Srs. Deputados, ficou ainda pendente a matéria do artigo 256.º da Constituição. Suponho que um Sr. Deputado do PSD havia pedido a palavra para intervir sobre esse tema.
Tem a palavra o Sr. Deputado Luís Marques Guedes.

O Sr. Luís Marques Guedes (PSD): - Sr. Presidente, queria fazer uma breve declaração, com o seguinte teor: na última reunião, o Grupo Parlamentar do PSD apresentou uma proposta alternativa à redacção do artigo 256.º da Constituição. Ora, da discussão que então teve lugar, ficou claro para o PSD que não havia disponibilidade da parte do Partido Socialista para a aceitar.
Perante isso, e porque entendemos que a questão fundamental é, de facto, a realização do referendo - começamos a pensar que há alguns riscos de que o referendo possa ficar "emperrado" e não venha a ter lugar -, o PSD declara que aceita a segunda proposta de substituição apresentada pelo PS, datada de 27 de Maio, a fim de que se possamos encerrar, o mais breve possível, todo o capítulo referente à regionalização para que não haja mais razões para se adiar a marcação do referendo sobre esta matéria.
O Partido Social Democrata faria apenas uma pequena sugestão, caso o Partido Socialista esteja receptivo. Os Srs. Deputados do PS disseram, reiteradamente, aquando das explicações dadas relativamente à proposta de substituição, que ao remeter para lei ordinária a definição, em definitivo, sobre como se realizarão os referendos em matéria de regionalização "não fechavam a porta" - penso que foi esta a expressão utilizada pelo PS - à consagração, nessa sede, da necessidade de haver um desfasamento temporal na realização dos referendos.
Assim sendo, e em consonância com essa opção, na parte final do n.º 2 do artigo 256.º, onde se escreve "(...) quando a maioria dos cidadãos eleitores participantes a referendo não se pronunciarem favoravelmente em relação à pergunta de alcance nacional sobre a instituição em concreto das regiões administrativas, as respostas a perguntas que tenham tido lugar relativas a cada região criada na lei não produzirão efeitos", sugeríamos que se intercalasse o seguinte: "(...) as respostas a perguntas que, eventualmente, tenham tido lugar (...)", porque a não ser assim, e ao contrário do que foi afirmado oralmente pelo PS nesta Comissão, ficaria quase consagrado no texto constitucional que os referendos teriam de ter lugar em simultâneo. Com efeito, ao retirar-se a produção de efeitos às perguntas de âmbito regional, tal significaria que elas teriam, necessariamente, de realizar-se em simultâneo.

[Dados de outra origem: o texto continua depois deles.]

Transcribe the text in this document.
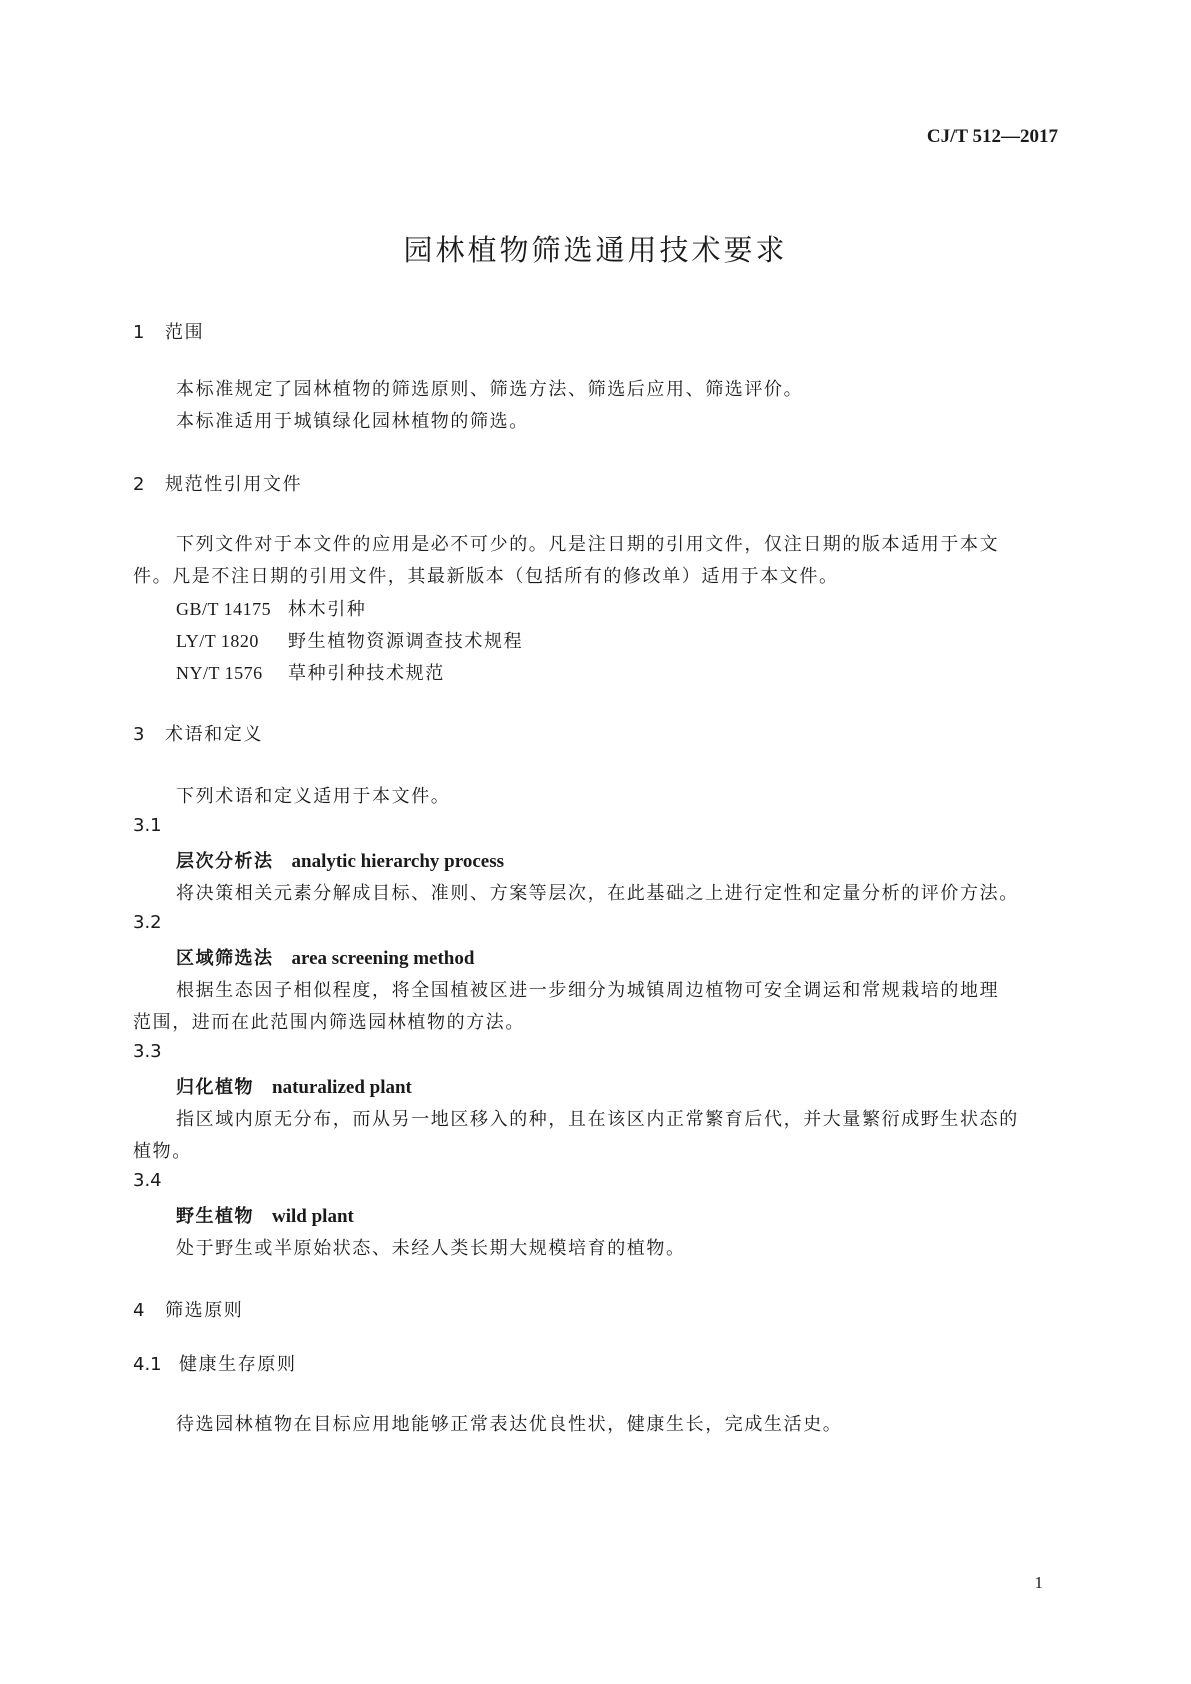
CJ/T 512—2017
园林植物筛选通用技术要求
1 范围
本标准规定了园林植物的筛选原则、筛选方法、筛选后应用、筛选评价。
本标准适用于城镇绿化园林植物的筛选。
2 规范性引用文件
下列文件对于本文件的应用是必不可少的。凡是注日期的引用文件，仅注日期的版本适用于本文
件。凡是不注日期的引用文件，其最新版本（包括所有的修改单）适用于本文件。
GB/T 14175 林木引种
LY/T 1820 野生植物资源调查技术规程
NY/T 1576 草种引种技术规范
3 术语和定义
下列术语和定义适用于本文件。
3.1
层次分析法 analytic hierarchy process
将决策相关元素分解成目标、准则、方案等层次，在此基础之上进行定性和定量分析的评价方法。
3.2
区域筛选法 area screening method
根据生态因子相似程度，将全国植被区进一步细分为城镇周边植物可安全调运和常规栽培的地理
范围，进而在此范围内筛选园林植物的方法。
3.3
归化植物 naturalized plant
指区域内原无分布，而从另一地区移入的种，且在该区内正常繁育后代，并大量繁衍成野生状态的
植物。
3.4
野生植物 wild plant
处于野生或半原始状态、未经人类长期大规模培育的植物。
4 筛选原则
4.1 健康生存原则
待选园林植物在目标应用地能够正常表达优良性状，健康生长，完成生活史。
1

Portanto, se há, de facto, boa fé da parte do Partido Socialista, uma vez que afirmou, de forma reiterada, nesta Comissão, que o facto de remeter para a lei ordinária não fechava a porta a uma eventual consideração de uma necessidade de desfasamento temporal, pois então que esse ponto tenha também tradução no texto. Nesse sentido, a única sugestão que fazemos é que não se altere muito a redacção do n.º 2 e apenas se intercale a palavra "eventualmente".

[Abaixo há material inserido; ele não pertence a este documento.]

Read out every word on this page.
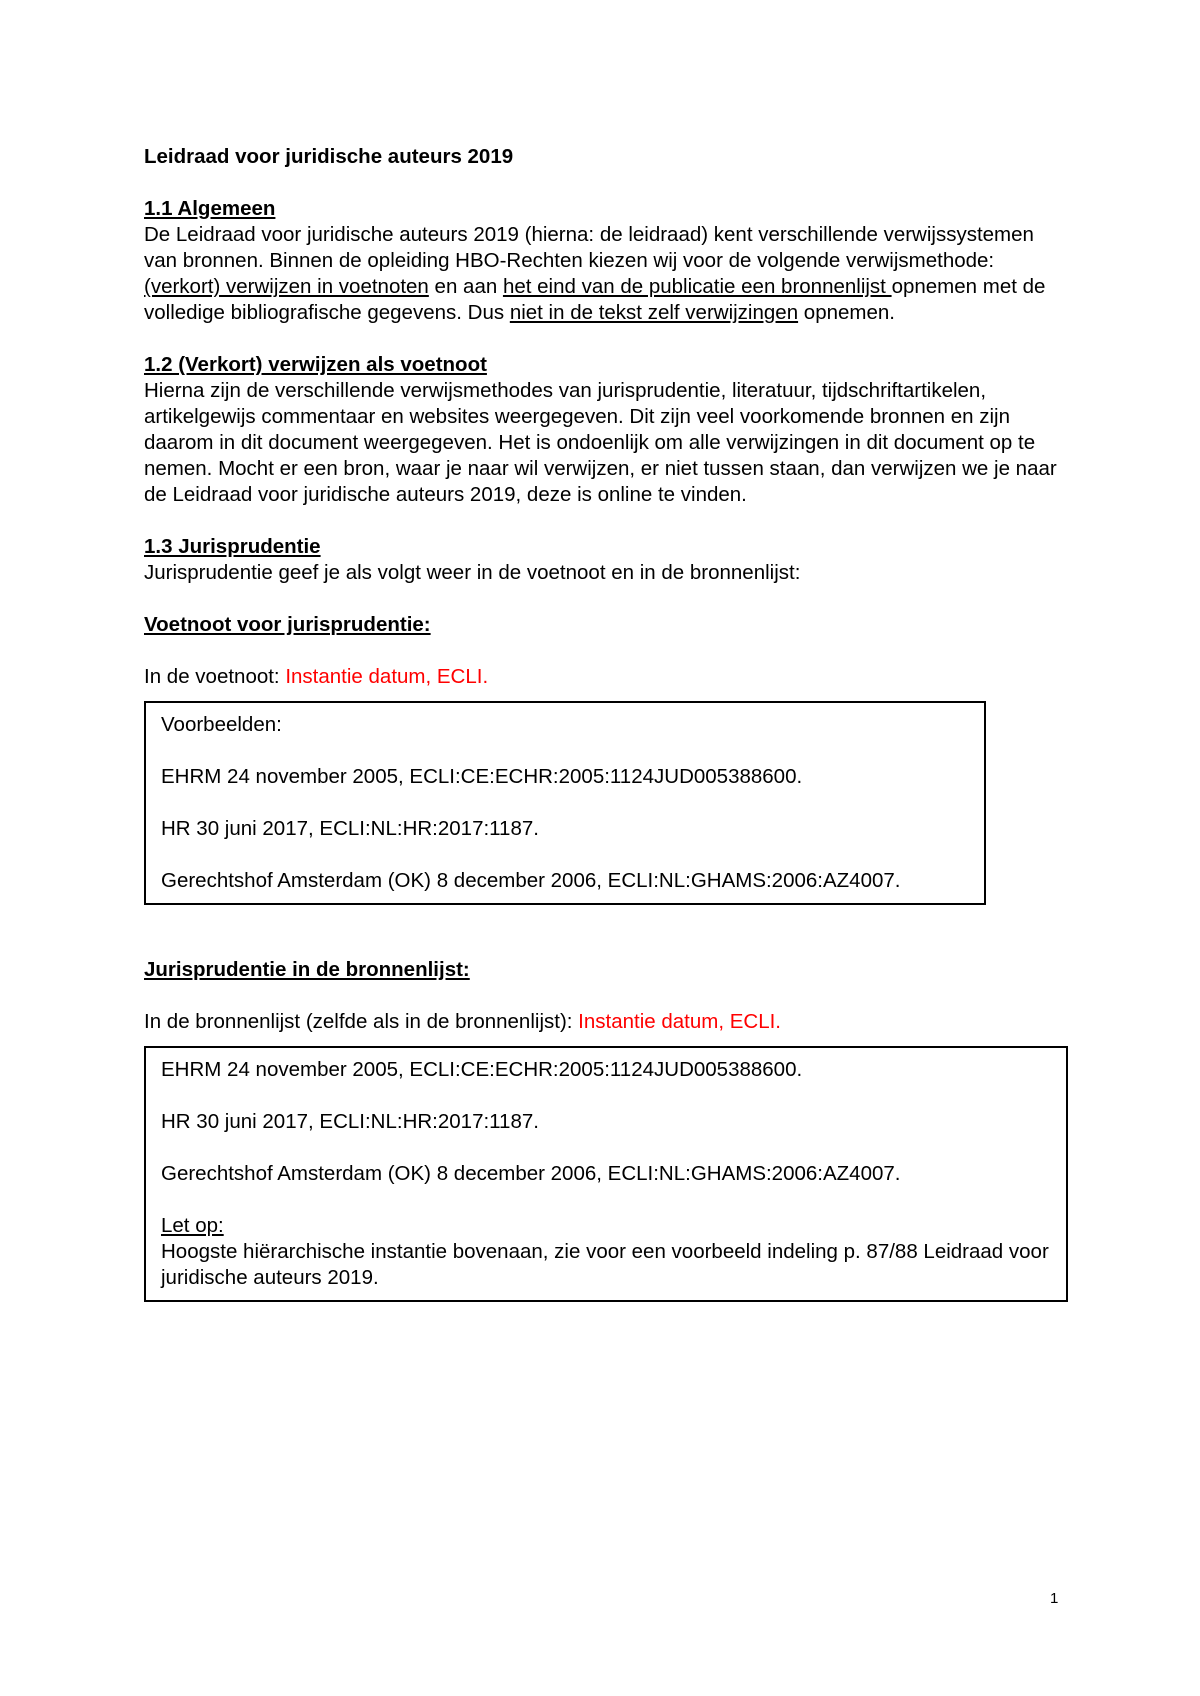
Leidraad voor juridische auteurs 2019

1.1 Algemeen

De Leidraad voor juridische auteurs 2019 (hierna: de leidraad) kent verschillende verwijssystemen van bronnen. Binnen de opleiding HBO-Rechten kiezen wij voor de volgende verwijsmethode: (verkort) verwijzen in voetnoten en aan het eind van de publicatie een bronnenlijst opnemen met de volledige bibliografische gegevens. Dus niet in de tekst zelf verwijzingen opnemen.

1.2 (Verkort) verwijzen als voetnoot

Hierna zijn de verschillende verwijsmethodes van jurisprudentie, literatuur, tijdschriftartikelen, artikelgewijs commentaar en websites weergegeven. Dit zijn veel voorkomende bronnen en zijn daarom in dit document weergegeven. Het is ondoenlijk om alle verwijzingen in dit document op te nemen. Mocht er een bron, waar je naar wil verwijzen, er niet tussen staan, dan verwijzen we je naar de Leidraad voor juridische auteurs 2019, deze is online te vinden.

1.3 Jurisprudentie

Jurisprudentie geef je als volgt weer in de voetnoot en in de bronnenlijst:

Voetnoot voor jurisprudentie:

In de voetnoot: Instantie datum, ECLI.

Voorbeelden:

EHRM 24 november 2005, ECLI:CE:ECHR:2005:1124JUD005388600.

HR 30 juni 2017, ECLI:NL:HR:2017:1187.

Gerechtshof Amsterdam (OK) 8 december 2006, ECLI:NL:GHAMS:2006:AZ4007.

Jurisprudentie in de bronnenlijst:

In de bronnenlijst (zelfde als in de bronnenlijst): Instantie datum, ECLI.

EHRM 24 november 2005, ECLI:CE:ECHR:2005:1124JUD005388600.

HR 30 juni 2017, ECLI:NL:HR:2017:1187.

Gerechtshof Amsterdam (OK) 8 december 2006, ECLI:NL:GHAMS:2006:AZ4007.

Let op:

Hoogste hiërarchische instantie bovenaan, zie voor een voorbeeld indeling p. 87/88 Leidraad voor juridische auteurs 2019.

1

É tudo, Sr. Presidente, nada mais tenho a acrescentar quanto ao artigo 256.º.

O Sr. Presidente: - Tem a palavra o Sr. Deputado Jorge Lacão.

O Sr. Jorge Lacão (PS): - Sr. Presidente, ocorre-me aquela citação bíblica de que há mais alegria no céu por um pecador que se arrepende do que por 99 justos que se mantêm como tal. Este é, naturalmente, um dia feliz para o processo de revisão constitucional, na medida em que a posição hoje aqui sustentada pelo PSD contribui - quero acreditar nisso - para desbloquear e, portanto, tratar positivamente o normal desenvolvimento dos trabalhos da revisão. Cumprimento o PSD por esse facto.
Espero que agora estejam criadas as condições para que nestas matérias, como nas que se seguem, se faça um bom trabalho no quadro da revisão constitucional, trabalho esse que sempre mereceu da nossa parte todo o empenhamento. Congratulamo-nos com a posição agora assumida pelo PSD, pois ela permite fazer avançar, com regularidade, o processo da revisão constitucional.
O ponto que o Sr. Deputado Luís Marques Guedes aqui suscitou, que é, efectivamente, uma questão semântica, poderá merecer da nossa parte - não vemos nisso qualquer objecção - uma precisão de linguagem, se for esse o caso, de acordo com a fórmula que sugeriu ou, eventualmente, com outra.
Sempre defendemos, como é patente, que o fundamental é não impor em sede constitucional uma opção pela simultaneidade ou não simultaneidade do referendo. Julgo que esta mensagem foi bem compreendida e é muito clara e, nesse sentido, não pode retirar-se outra leitura do n.º 2 do artigo 256.º, tal como ele está configurado, porque se pretendêssemos outro alcance para essa disposição, permito-me chamar a atenção de que a redacção seria outra!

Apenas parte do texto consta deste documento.